Entretien avec Jean-François Foucard, Secrétaire confédéral CFE-CGC en charge de l’emploi et de la formation

Jean-François Foucard, Secrétaire confédéral CFE-CGC en charge de l’emploi et de la formation a répondu à nos questions sur le Plan d’adaptation de la politique de compétences à venir. 

Quel bilan tirez-vous de la gestion du télétravail et du chômage partiel par les entreprises durant la crise ?

Sur le télétravail :

Pour la CFE-CGC le travail à distance réalisé ces derniers mois relève non pas du télétravail « classique » mais plutôt d’une forme de continuité d’activité à domicile (CAD).
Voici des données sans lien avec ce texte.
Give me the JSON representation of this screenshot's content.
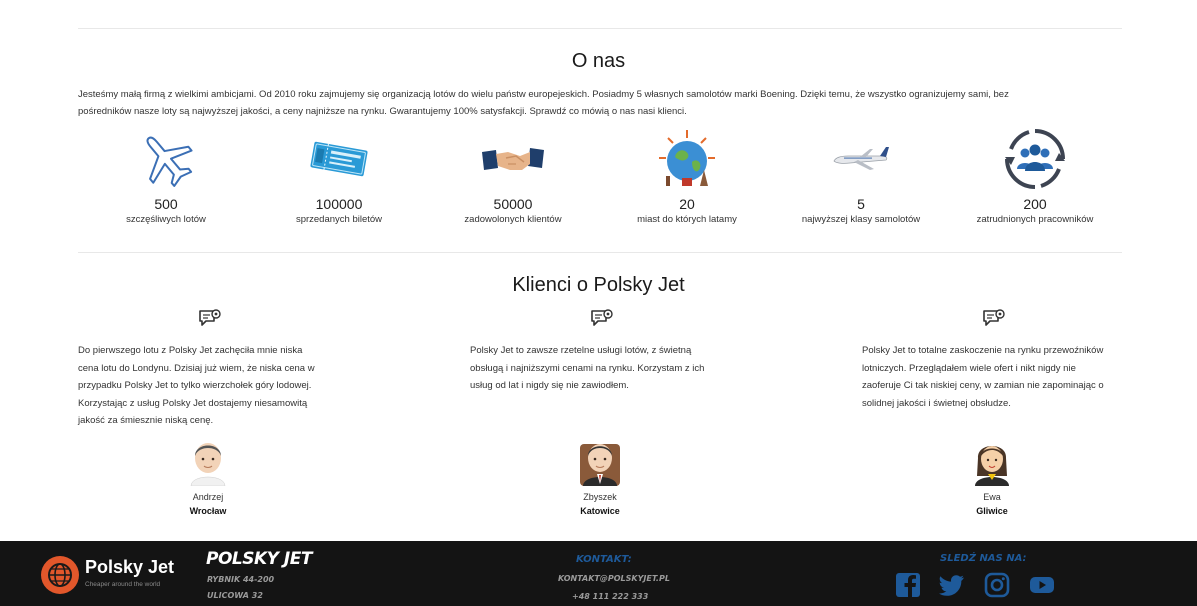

En effet il s’est exercé dans des conditions bien particulières : de manière imposée, non anticipée et non limitée, et souvent avec conjoint et enfant(s) au domicile.

Ce “télétravail” exceptionnel a été un moyen de maintenir activité et salaire dans des conditions de sécurité, et a permis à certains de découvrir le télétravail, grâce à quoi nombreux sont ceux qui souhaitent qu’il se développe de manière occasionnelle ou régulière (mais limitée).  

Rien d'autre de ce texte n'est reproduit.